Let’s sample with replacement for one sample.
print("Size of original sample", len(data_job_salaries))
Size of original sample 506
simulated_resample = np.random.choice(data_job_salaries, len(data_job_salaries))
print("Size after we resampled the original sample=", len(simulated_resample))
Size after we resampled the original sample= 506
# Run many times
simulated_resample = np.random.choice(data_job_salaries, len(data_job_salaries))
median = np.median(simulated_resample)
table = Table().with_columns("Yearly Salary (USD)", simulated_resample)
plot = table.hist("Yearly Salary (USD)", bins=np.arange(0,300000,25000))
plot.set_title("Resample -- Salary of 'Jobs with Data' \n Median="+str(median))
plot.dot(median)
Here are some more resamples.
Let’s build a new simulation function to compute a statistic for many resamples. We’ll write it here, and it’s in our library for you to use.
def bootstrap_statistic(sample, compute_statistic, num_trials):
"""
Creates num_trials resamples of the initial sample.
Returns an array of the provided statistic for those samples.
* sample: the initial sample, as an array.
* compute_statistic: a function that takes a sample as
an array and returns the statistic for that
sample.
* num_trials: the number of bootstrap samples to create.
"""
statistics = make_array()
for i in np.arange(0, num_trials):
#Key: in bootstrapping we must always sample with replacement
simulated_resample = np.random.choice(sample, len(sample))

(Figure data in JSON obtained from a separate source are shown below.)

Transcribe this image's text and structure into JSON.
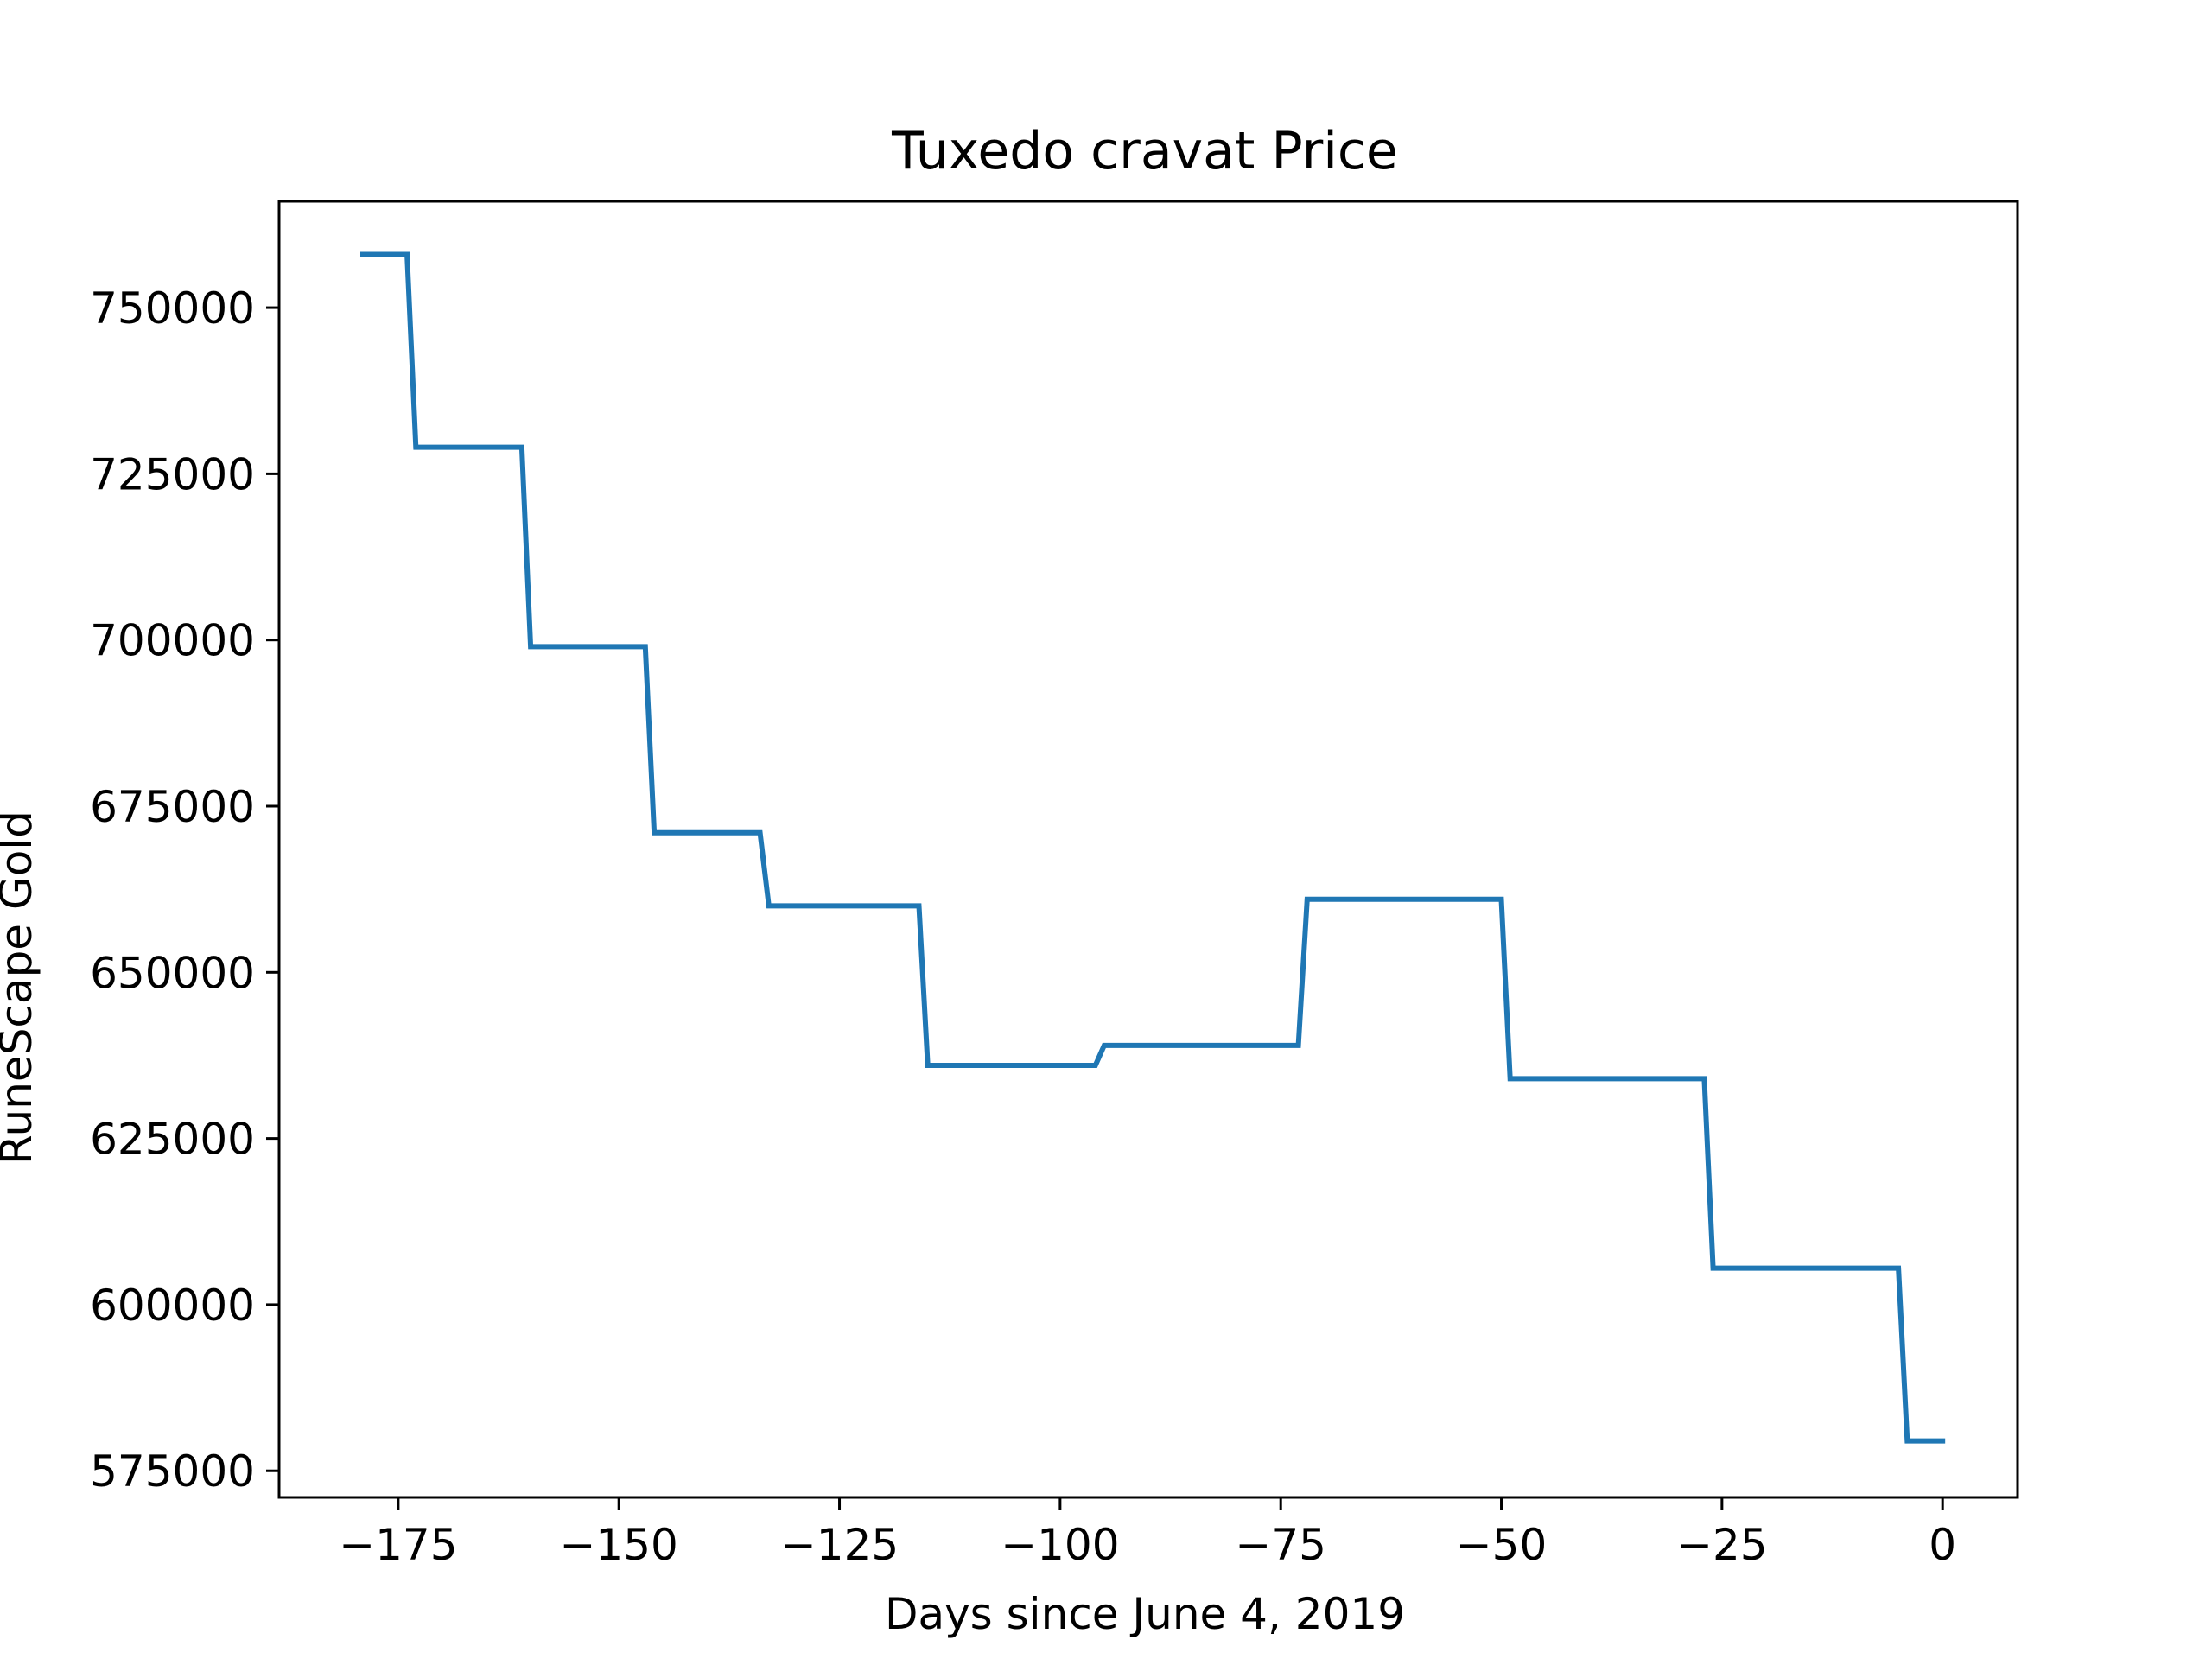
{
  "chart_data": {
    "type": "line",
    "title": "Tuxedo cravat Price",
    "xlabel": "Days since June 4, 2019",
    "ylabel": "RuneScape Gold",
    "xlim": [
      -188.5,
      8.5
    ],
    "ylim": [
      571000,
      766000
    ],
    "xticks": [
      -175,
      -150,
      -125,
      -100,
      -75,
      -50,
      -25,
      0
    ],
    "xtick_labels": [
      "−175",
      "−150",
      "−125",
      "−100",
      "−75",
      "−50",
      "−25",
      "0"
    ],
    "yticks": [
      575000,
      600000,
      625000,
      650000,
      675000,
      700000,
      725000,
      750000
    ],
    "ytick_labels": [
      "575000",
      "600000",
      "625000",
      "650000",
      "675000",
      "700000",
      "725000",
      "750000"
    ],
    "grid": false,
    "series": [
      {
        "color": "#1f77b4",
        "x": [
          -179,
          -174,
          -173,
          -161,
          -160,
          -147,
          -146,
          -134,
          -133,
          -116,
          -115,
          -96,
          -95,
          -73,
          -72,
          -50,
          -49,
          -27,
          -26,
          -5,
          -4,
          0
        ],
        "y": [
          758000,
          758000,
          729000,
          729000,
          699000,
          699000,
          671000,
          671000,
          660000,
          660000,
          636000,
          636000,
          639000,
          639000,
          661000,
          661000,
          634000,
          634000,
          605500,
          605500,
          579500,
          579500
        ]
      }
    ]
  }
}
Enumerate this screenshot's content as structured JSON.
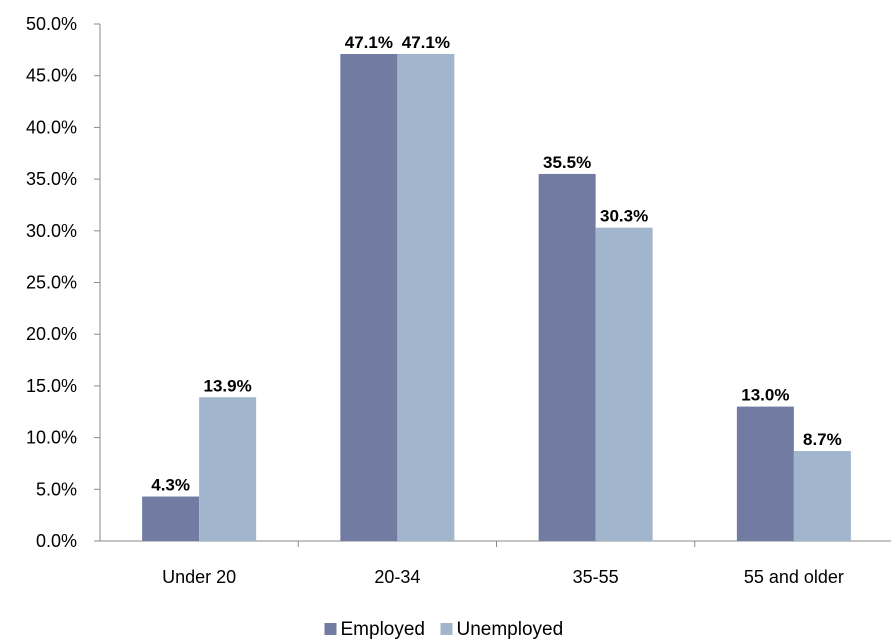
{
  "chart_data": {
    "type": "bar",
    "categories": [
      "Under 20",
      "20-34",
      "35-55",
      "55 and older"
    ],
    "series": [
      {
        "name": "Employed",
        "color": "#727ca3",
        "values": [
          4.3,
          47.1,
          35.5,
          13.0
        ],
        "labels": [
          "4.3%",
          "47.1%",
          "35.5%",
          "13.0%"
        ]
      },
      {
        "name": "Unemployed",
        "color": "#a1b6cd",
        "values": [
          13.9,
          47.1,
          30.3,
          8.7
        ],
        "labels": [
          "13.9%",
          "47.1%",
          "30.3%",
          "8.7%"
        ]
      }
    ],
    "ylim": [
      0,
      50
    ],
    "yticks": [
      "0.0%",
      "5.0%",
      "10.0%",
      "15.0%",
      "20.0%",
      "25.0%",
      "30.0%",
      "35.0%",
      "40.0%",
      "45.0%",
      "50.0%"
    ],
    "grid": false,
    "legend": "bottom-center"
  }
}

resample_statistic = compute_statistic(simulated_resample)
statistics = np.append(statistics, resample_statistic)
return statistics
results = bootstrap_statistic(data_job_salaries, np.median, 1000)
table = Table().with_columns("Yearly Salary (USD)", results)
plot = table.hist("Yearly Salary (USD)", bins=np.arange(87000,100000,1000))
plot.set_title("Bootstrap 1000 Times \n Sample Size="+str(data_jobs.num_rows))
plot.dot(data_salary_median)
The above histogram captures the variability we see in the median salary in our resamples. That variability matches the variability we’d see in repeatedly sampling the whole population. We’ll see in the next lecture how to quantify the variability when estimating the median salary for the whole the population.